Erdogan has been resisting a cross-border operation and his foreign minister, Ali Babacan, was quoted on Monday as saying: "We will try all diplomatic means before carrying out any military operation."
But the decades-long fight against the PKK, which wants an independent homeland in southeast Turkey and northern Iraq, is highly emotive and Ankara confirmed eight of its soldiers were missing after the recent fighting.
The pro-PKK Firat news agency said eight soldiers had been captured and gave the names of seven men. Turkey has denied any of its soldiers were captured in the fighting.
MARKETS JITTERY
The Turkish lira currency fell three percent to 1.2360 against the dollar and the Istanbul stock exchange fell five percent on Monday on the concerns of a cross-border offensive.
Turkey's tougher stance has helped propel global oil prices to record highs over the past week. The PKK has said it might target pipelines carrying Iraqi and Caspian crude across Turkey.
The General Staff said 12 soldiers died in Sunday's fighting and 34 rebels had been killed in an army offensive backed up by attack helicopters and artillery over the past two days.
Turkey has deployed as many as 100,000 troops, backed by tanks, F-16 fighter jets and helicopter gunships along its border with Iraq in anticipation of a possible incursion.
A Reuters reporter said he saw army trucks transporting artillery guns and other weaponry towards the border.
Turkey estimates 3,000 PKK rebels are based in Iraq.

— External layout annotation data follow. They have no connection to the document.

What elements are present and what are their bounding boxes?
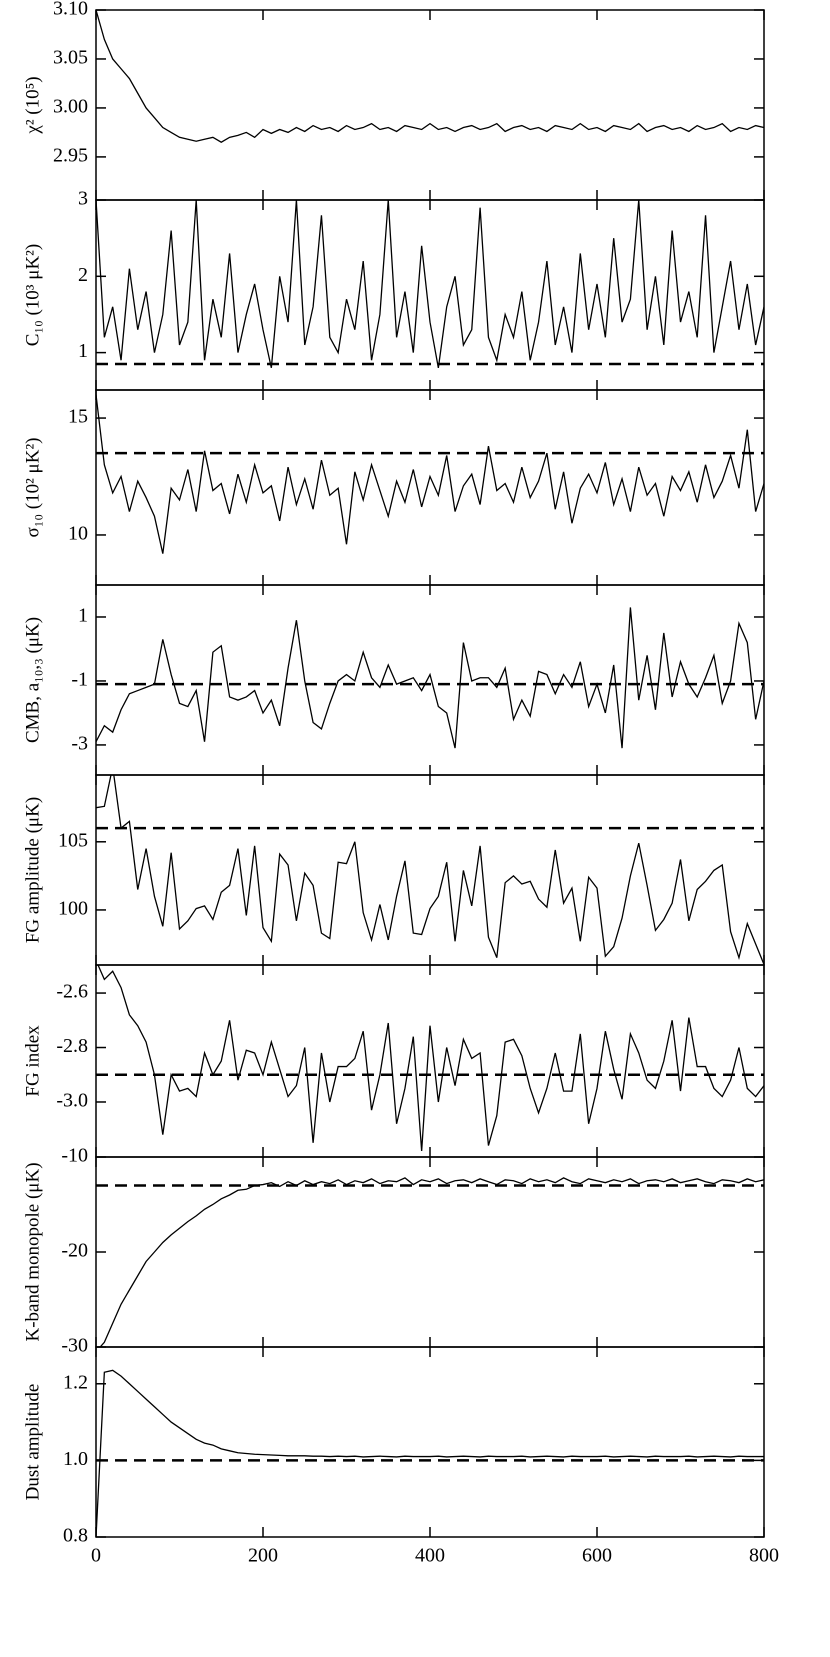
x-tick-label: 800 — [749, 1545, 779, 1567]
y-tick-label: 3.05 — [53, 47, 88, 69]
y-axis-label: Dust amplitude — [22, 1384, 43, 1501]
panel-frame — [95, 1346, 765, 1538]
y-axis-label: CMB, a₁₀,₃ (μK) — [22, 617, 43, 743]
y-tick-label: 3.00 — [53, 96, 88, 118]
trace — [96, 775, 764, 965]
panel-frame — [95, 9, 765, 201]
y-tick-label: 2 — [78, 264, 88, 286]
y-tick-label: 15 — [68, 406, 88, 428]
trace — [96, 394, 764, 554]
x-tick-label: 200 — [248, 1545, 278, 1567]
y-tick-label: -20 — [61, 1240, 88, 1262]
y-tick-label: 100 — [58, 898, 88, 920]
y-tick-label: 1.2 — [63, 1371, 88, 1393]
trace — [96, 10, 764, 143]
y-tick-label: 105 — [58, 829, 88, 851]
panel-frame — [95, 199, 765, 391]
y-tick-label: -3.0 — [56, 1090, 88, 1112]
y-tick-label: 1 — [78, 340, 88, 362]
y-tick-label: -1 — [71, 669, 88, 691]
panel-frame — [95, 389, 765, 586]
y-tick-label: -3 — [71, 733, 88, 755]
trace — [96, 607, 764, 749]
x-tick-label: 600 — [582, 1545, 612, 1567]
y-axis-label: K-band monopole (μK) — [22, 1162, 43, 1341]
y-tick-label: 1 — [78, 605, 88, 627]
y-tick-label: 3 — [78, 188, 88, 210]
y-axis-label: FG amplitude (μK) — [22, 797, 43, 943]
trace — [96, 200, 764, 369]
y-tick-label: 0.8 — [63, 1525, 88, 1547]
y-axis-label: χ² (10⁵) — [22, 76, 43, 134]
y-tick-label: 2.95 — [53, 145, 88, 167]
y-tick-label: -10 — [61, 1145, 88, 1167]
trace — [99, 1177, 764, 1347]
y-tick-label: -2.8 — [56, 1035, 88, 1057]
trace — [96, 1369, 764, 1537]
y-tick-label: 10 — [68, 523, 88, 545]
x-tick-label: 0 — [91, 1545, 101, 1567]
y-axis-label: FG index — [22, 1025, 43, 1097]
trace — [97, 965, 764, 1152]
y-tick-label: -2.6 — [56, 981, 88, 1003]
panel-frame — [95, 584, 765, 776]
y-axis-label: C₁₀ (10³ μK²) — [22, 244, 43, 346]
panel-frame — [95, 774, 765, 966]
x-tick-label: 400 — [415, 1545, 445, 1567]
y-axis-label: σ₁₀ (10² μK²) — [22, 438, 43, 538]
y-tick-label: 3.10 — [53, 0, 88, 20]
y-tick-label: -30 — [61, 1335, 88, 1357]
y-tick-label: 1.0 — [63, 1448, 88, 1470]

Ankara believes U.S. occupying forces in Iraq could, if they wanted, capture PKK leaders hiding in the Qandil mountains, shut down their camps and cut off supply routes and logistics support.
But Washington is hesitant as such moves could destabilize Iraq's Kurdish region and hurt the regional authority there if it looked as if it were siding with Turkey against fellow Kurds.
Turkish media said more than 200 rebels were involved in the ambush on Sunday morning in mountainous Hakkari province.
In Ankara, some 8,000 students joined an anti-PKK rally on Monday, one of many staged in the past 24 hours in this Muslim country of 75 million. Opposition leader Deniz Baykal repeated his demand for an urgent cross-border operation.